The Actors can be migrated from another host server from time to time, especially the long-running ones.
When the migration is imminent, the system sends the Actor the migrating
system event
to inform the Actor, so that it can persist its state to storages.
All executed writes to the default Actor storage are guaranteed to be persisted before the migration.
After the migration, Actor is restarted on a new host. It can restore its customer state from the storages again.
To run an Actor on the Apify platform or another cloud platform, a user typically needs to pay to cover the computing costs. Additionally, the platforms are free to introduce other monetization mechanisms, such as charging the users a fixed monthly fee for "renting" the Actor, or a variable fee for the number of results produced by the Actor. These charging mechanisms are beyond the scope of this whitepaper.
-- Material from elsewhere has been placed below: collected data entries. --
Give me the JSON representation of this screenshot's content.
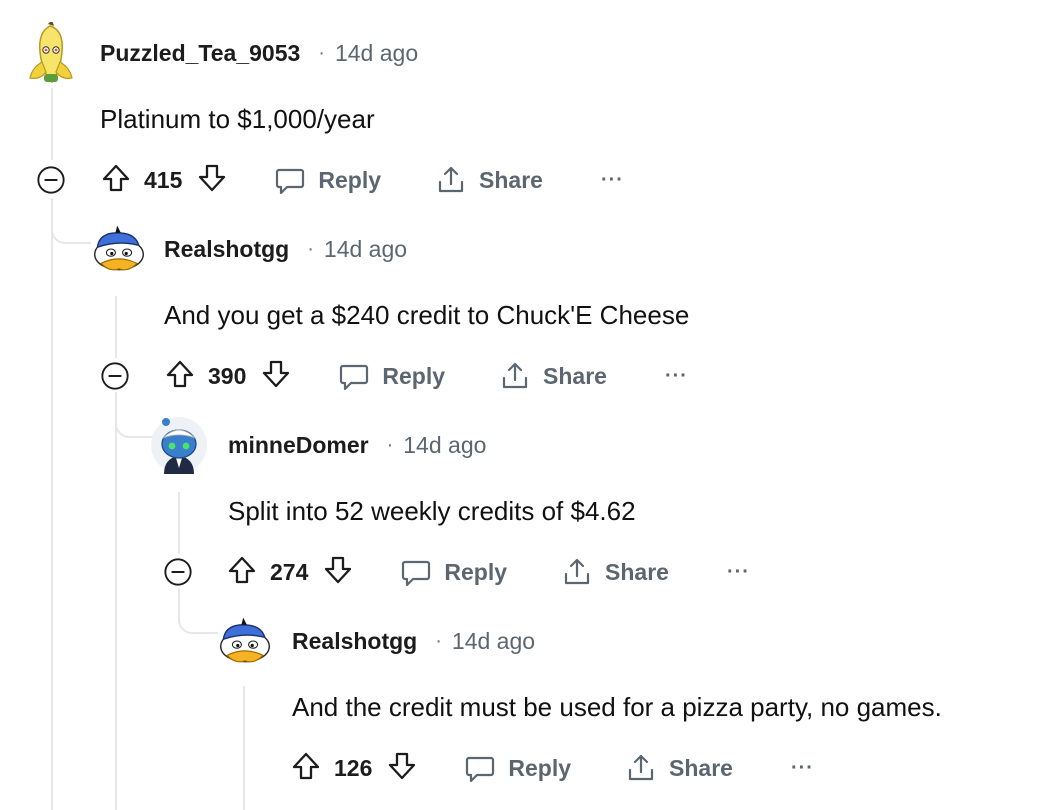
{
  "comments": [
    {
      "author": "Puzzled_Tea_9053",
      "separator": "·",
      "time": "14d ago",
      "body": "Platinum to $1,000/year",
      "score": "415",
      "reply_label": "Reply",
      "share_label": "Share",
      "more_label": "···",
      "avatar_icon": "banana-avatar-icon"
    },
    {
      "author": "Realshotgg",
      "separator": "·",
      "time": "14d ago",
      "body": "And you get a $240 credit to Chuck'E Cheese",
      "score": "390",
      "reply_label": "Reply",
      "share_label": "Share",
      "more_label": "···",
      "avatar_icon": "duck-avatar-icon"
    },
    {
      "author": "minneDomer",
      "separator": "·",
      "time": "14d ago",
      "body": "Split into 52 weekly credits of $4.62",
      "score": "274",
      "reply_label": "Reply",
      "share_label": "Share",
      "more_label": "···",
      "avatar_icon": "snoo-avatar-icon"
    },
    {
      "author": "Realshotgg",
      "separator": "·",
      "time": "14d ago",
      "body": "And the credit must be used for a pizza party, no games.",
      "score": "126",
      "reply_label": "Reply",
      "share_label": "Share",
      "more_label": "···",
      "avatar_icon": "duck-avatar-icon"
    }
  ],
  "colors": {
    "thread_line": "#e5e7eb",
    "meta_text": "#5c6670",
    "text": "#1c1c1c"
  }
}
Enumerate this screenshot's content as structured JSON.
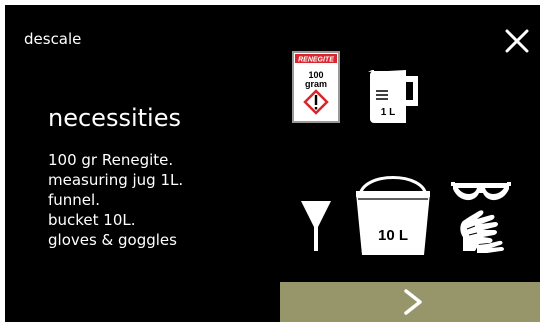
{
  "header": {
    "title": "descale"
  },
  "content": {
    "heading": "necessities",
    "items": [
      "100 gr Renegite.",
      "measuring jug 1L.",
      "funnel.",
      "bucket 10L.",
      "gloves & goggles"
    ]
  },
  "illustrations": {
    "renegite": {
      "brand": "RENEGITE",
      "amount_line1": "100",
      "amount_line2": "gram"
    },
    "jug": {
      "label": "1 L"
    },
    "bucket": {
      "label": "10 L"
    }
  },
  "icons": {
    "close": "close-icon",
    "next": "chevron-right-icon",
    "package": "renegite-package-icon",
    "jug": "measuring-jug-icon",
    "funnel": "funnel-icon",
    "bucket": "bucket-icon",
    "goggles": "goggles-icon",
    "gloves": "gloves-icon"
  },
  "colors": {
    "background": "#000000",
    "text": "#ffffff",
    "next_button": "#97966a",
    "brand_red": "#d7262d"
  }
}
On top of these external monetization systems, Actors provide a built-in monetization system that enables developers to charge users variable amounts per event, e.g. based on the number of returned results, complexity of the input, or the cost of external APIs used internally by the Actor.
The Actor can dynamically charge the current user a specific amount of money
by calling the charge
function.
Users of Actors can limit the maximum amount to be charged by the Actor
using the maxTotalChargeUsd
run option, which is then passed to the Actor using
the ACTOR_MAX_TOTAL_CHARGE_USD
environment variable.
The Actor can call the charge
function as many times as necessary,
but once the total sum of charged credits would exceed this maximum limit,
the invocation of the function throws an error.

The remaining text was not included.